Star Wars 3 promises to “bring teh suk.” Tedious, droning, monotonous scifi pap, thy new name is “Revenge of the Sith” as of 7/24/04.On a scale of 1-10, the original is an 11. Icon status. Impossible to improve upon. Saw it with 8barrel at the Beacon theater. The best part is that is was a blockbuster without pre-positioning itself to be. I saw it because it achieved event like status at school, not because the marketing department ordained it as a *don’t miss* flick.
Empire – 6 of 10. This is supposedly the best one, but I found it stupid. (“Dude. I’m all like your Dad. And shit…Give us a hug. you complete me”) This is where the new characters and critters became gratuitous. Maybe part of this contempt comes from working for the BK Lounge, which relentlessly merchandised SW crap. (“A new glass every week.”) I only saw this one once. I WOULD give it another chance.

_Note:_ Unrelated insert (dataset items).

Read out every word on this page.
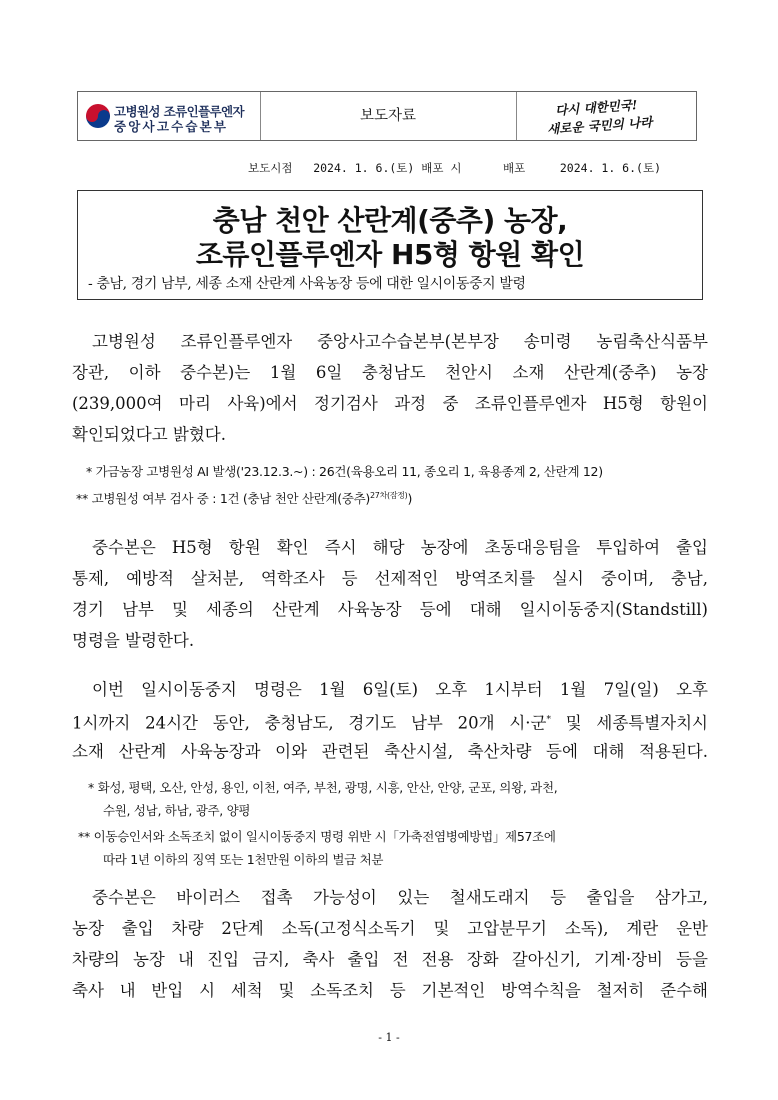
고병원성 조류인플루엔자
중앙사고수습본부
보도자료	다시 대한민국!
새로운 국민의 나라
보도시점   2024. 1. 6.(토) 배포 시      배포     2024. 1. 6.(토)
충남 천안 산란계(중추) 농장,
조류인플루엔자 H5형 항원 확인
- 충남, 경기 남부, 세종 소재 산란계 사육농장 등에 대한 일시이동중지 발령
고병원성 조류인플루엔자 중앙사고수습본부(본부장 송미령 농림축산식품부
장관, 이하 중수본)는 1월 6일 충청남도 천안시 소재 산란계(중추) 농장
(239,000여 마리 사육)에서 정기검사 과정 중 조류인플루엔자 H5형 항원이
확인되었다고 밝혔다.
* 가금농장 고병원성 AI 발생('23.12.3.~) : 26건(육용오리 11, 종오리 1, 육용종계 2, 산란계 12)
** 고병원성 여부 검사 중 : 1건 (충남 천안 산란계(중추)$^{27차(잠정)}$)
중수본은 H5형 항원 확인 즉시 해당 농장에 초동대응팀을 투입하여 출입
통제, 예방적 살처분, 역학조사 등 선제적인 방역조치를 실시 중이며, 충남,
경기 남부 및 세종의 산란계 사육농장 등에 대해 일시이동중지(Standstill)
명령을 발령한다.
이번 일시이동중지 명령은 1월 6일(토) 오후 1시부터 1월 7일(일) 오후
1시까지 24시간 동안, 충청남도, 경기도 남부 20개 시·군* 및 세종특별자치시
소재 산란계 사육농장과 이와 관련된 축산시설, 축산차량 등에 대해 적용된다.
* 화성, 평택, 오산, 안성, 용인, 이천, 여주, 부천, 광명, 시흥, 안산, 안양, 군포, 의왕, 과천,
수원, 성남, 하남, 광주, 양평
** 이동승인서와 소독조치 없이 일시이동중지 명령 위반 시「가축전염병예방법」제57조에
따라 1년 이하의 징역 또는 1천만원 이하의 벌금 처분
중수본은 바이러스 접촉 가능성이 있는 철새도래지 등 출입을 삼가고,
농장 출입 차량 2단계 소독(고정식소독기 및 고압분무기 소독), 계란 운반
차량의 농장 내 진입 금지, 축사 출입 전 전용 장화 갈아신기, 기계·장비 등을
축사 내 반입 시 세척 및 소독조치 등 기본적인 방역수칙을 철저히 준수해
- 1 -
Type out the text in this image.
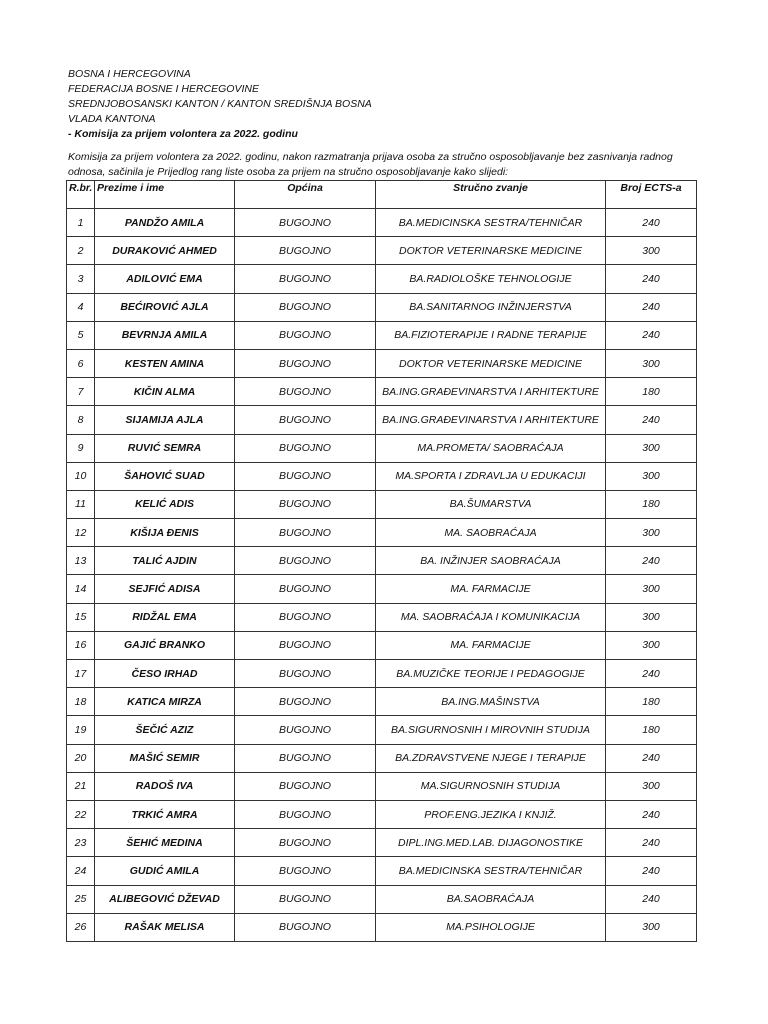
BOSNA I HERCEGOVINA
FEDERACIJA BOSNE I HERCEGOVINE
SREDNJOBOSANSKI KANTON / KANTON SREDIŠNJA BOSNA
VLADA KANTONA
- Komisija za prijem volontera za 2022. godinu
Komisija za prijem volontera za 2022. godinu, nakon razmatranja prijava osoba za stručno osposobljavanje bez zasnivanja radnog
odnosa, sačinila je Prijedlog rang liste osoba za prijem na stručno osposobljavanje kako slijedi:
R.br.	Prezime i ime	Općina	Stručno zvanje	Broj ECTS-a
1	PANDŽO AMILA	BUGOJNO	BA.MEDICINSKA SESTRA/TEHNIČAR	240
2	DURAKOVIĆ AHMED	BUGOJNO	DOKTOR VETERINARSKE MEDICINE	300
3	ADILOVIĆ EMA	BUGOJNO	BA.RADIOLOŠKE TEHNOLOGIJE	240
4	BEĆIROVIĆ AJLA	BUGOJNO	BA.SANITARNOG INŽINJERSTVA	240
5	BEVRNJA AMILA	BUGOJNO	BA.FIZIOTERAPIJE I RADNE TERAPIJE	240
6	KESTEN AMINA	BUGOJNO	DOKTOR VETERINARSKE MEDICINE	300
7	KIČIN ALMA	BUGOJNO	BA.ING.GRAĐEVINARSTVA I ARHITEKTURE	180
8	SIJAMIJA AJLA	BUGOJNO	BA.ING.GRAĐEVINARSTVA I ARHITEKTURE	240
9	RUVIĆ SEMRA	BUGOJNO	MA.PROMETA/ SAOBRAĆAJA	300
10	ŠAHOVIĆ SUAD	BUGOJNO	MA.SPORTA I ZDRAVLJA U EDUKACIJI	300
11	KELIĆ ADIS	BUGOJNO	BA.ŠUMARSTVA	180
12	KIŠIJA ĐENIS	BUGOJNO	MA. SAOBRAĆAJA	300
13	TALIĆ AJDIN	BUGOJNO	BA. INŽINJER SAOBRAĆAJA	240
14	SEJFIĆ ADISA	BUGOJNO	MA. FARMACIJE	300
15	RIDŽAL EMA	BUGOJNO	MA. SAOBRAĆAJA I KOMUNIKACIJA	300
16	GAJIĆ BRANKO	BUGOJNO	MA. FARMACIJE	300
17	ČESO IRHAD	BUGOJNO	BA.MUZIČKE TEORIJE I PEDAGOGIJE	240
18	KATICA MIRZA	BUGOJNO	BA.ING.MAŠINSTVA	180
19	ŠEČIĆ AZIZ	BUGOJNO	BA.SIGURNOSNIH I MIROVNIH STUDIJA	180
20	MAŠIĆ SEMIR	BUGOJNO	BA.ZDRAVSTVENE NJEGE I TERAPIJE	240
21	RADOŠ IVA	BUGOJNO	MA.SIGURNOSNIH STUDIJA	300
22	TRKIĆ AMRA	BUGOJNO	PROF.ENG.JEZIKA I KNJIŽ.	240
23	ŠEHIĆ MEDINA	BUGOJNO	DIPL.ING.MED.LAB. DIJAGONOSTIKE	240
24	GUDIĆ AMILA	BUGOJNO	BA.MEDICINSKA SESTRA/TEHNIČAR	240
25	ALIBEGOVIĆ DŽEVAD	BUGOJNO	BA.SAOBRAĆAJA	240
26	RAŠAK MELISA	BUGOJNO	MA.PSIHOLOGIJE	300
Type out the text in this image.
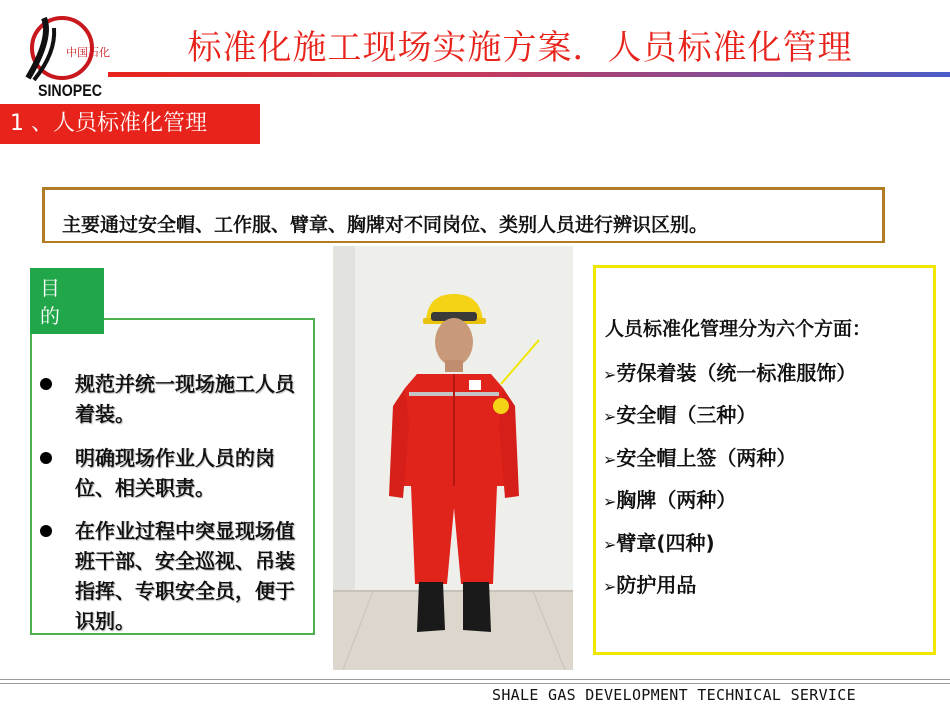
中国石化
SINOPEC
标准化施工现场实施方案．人员标准化管理
1 、人员标准化管理
主要通过安全帽、工作服、臂章、胸牌对不同岗位、类别人员进行辨识区别。
目
的
规范并统一现场施工人员着装。
明确现场作业人员的岗位、相关职责。
在作业过程中突显现场值班干部、安全巡视、吊装指挥、专职安全员，便于识别。
人员标准化管理分为六个方面：
➢劳保着装（统一标准服饰）
➢安全帽（三种）
➢安全帽上签（两种）
➢胸牌（两种）
➢臂章(四种)
➢防护用品
SHALE GAS DEVELOPMENT TECHNICAL SERVICE
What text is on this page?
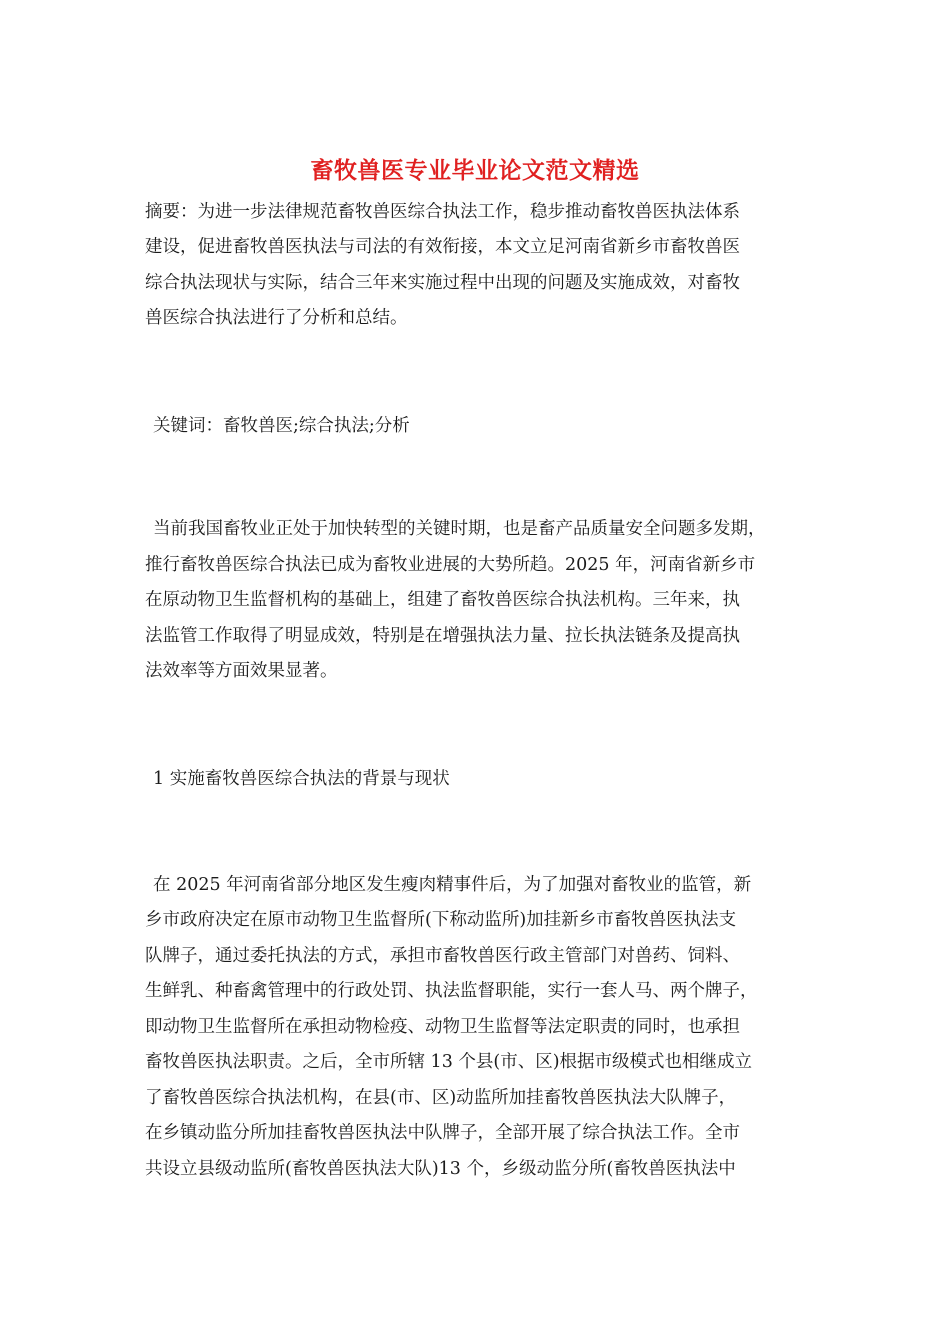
畜牧兽医专业毕业论文范文精选
摘要：为进一步法律规范畜牧兽医综合执法工作，稳步推动畜牧兽医执法体系
建设，促进畜牧兽医执法与司法的有效衔接，本文立足河南省新乡市畜牧兽医
综合执法现状与实际，结合三年来实施过程中出现的问题及实施成效，对畜牧
兽医综合执法进行了分析和总结。
关键词：畜牧兽医;综合执法;分析
当前我国畜牧业正处于加快转型的关键时期，也是畜产品质量安全问题多发期，
推行畜牧兽医综合执法已成为畜牧业进展的大势所趋。2025 年，河南省新乡市
在原动物卫生监督机构的基础上，组建了畜牧兽医综合执法机构。三年来，执
法监管工作取得了明显成效，特别是在增强执法力量、拉长执法链条及提高执
法效率等方面效果显著。
1 实施畜牧兽医综合执法的背景与现状
在 2025 年河南省部分地区发生瘦肉精事件后，为了加强对畜牧业的监管，新
乡市政府决定在原市动物卫生监督所(下称动监所)加挂新乡市畜牧兽医执法支
队牌子，通过委托执法的方式，承担市畜牧兽医行政主管部门对兽药、饲料、
生鲜乳、种畜禽管理中的行政处罚、执法监督职能，实行一套人马、两个牌子，
即动物卫生监督所在承担动物检疫、动物卫生监督等法定职责的同时，也承担
畜牧兽医执法职责。之后，全市所辖 13 个县(市、区)根据市级模式也相继成立
了畜牧兽医综合执法机构，在县(市、区)动监所加挂畜牧兽医执法大队牌子，
在乡镇动监分所加挂畜牧兽医执法中队牌子，全部开展了综合执法工作。全市
共设立县级动监所(畜牧兽医执法大队)13 个，乡级动监分所(畜牧兽医执法中
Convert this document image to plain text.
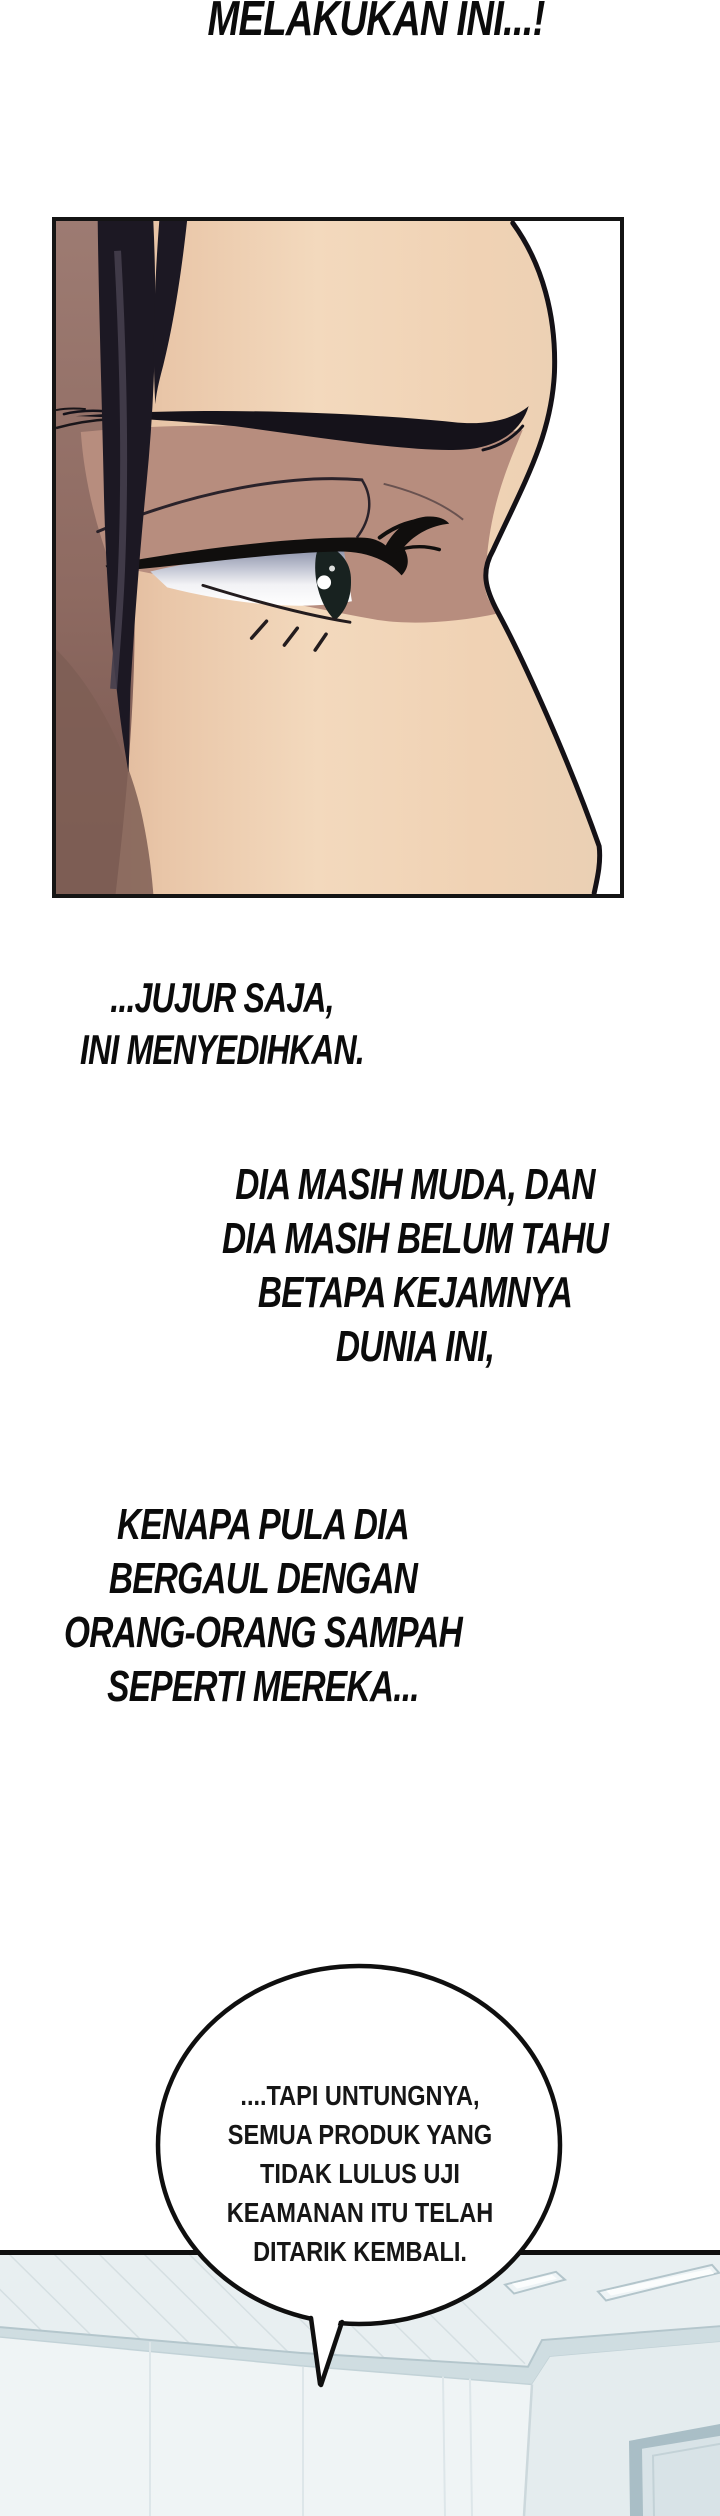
MELAKUKAN INI...!
...JUJUR SAJA,
INI MENYEDIHKAN.
DIA MASIH MUDA, DAN
DIA MASIH BELUM TAHU
BETAPA KEJAMNYA
DUNIA INI,
KENAPA PULA DIA
BERGAUL DENGAN
ORANG-ORANG SAMPAH
SEPERTI MEREKA...
....TAPI UNTUNGNYA,
SEMUA PRODUK YANG
TIDAK LULUS UJI
KEAMANAN ITU TELAH
DITARIK KEMBALI.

Jedi 1/2 sucked, so 5 stars of 10, and not just because Tammy (an ex) joined me, 8 barrel and Robin to see it. AWKWARD. The whole Ewok element was gay and the plot was mostly a rehash of the first one. Blow up Death Star II (electric boogaloo). AGAIN. Wow. Oh, and that girl I was hoping Luke would shag is his sister? WTF? (Also: ewww.)
Then George Lucas REALLY let me down. When the first one came out in 1977, there were supposed to be a total of 9- three trilogies (middle, sequel and prequel) separated by multiple generations, with a new movie every three years. Uh, no. Not hardly.
Then we get Phantom and Clones. Dull plodding crapfests that exist just to give redeemed “bad guy” Darth Vader a shiny happy backstory. I hope that fucker (Vader) is evil, mean and wicked in Sith. But, I will likely wait until about 2007 to find out once it comes to HBO, because I am not going to drop a dime on pedantic, merchandise infomercial/special effects-driven cartoon plots.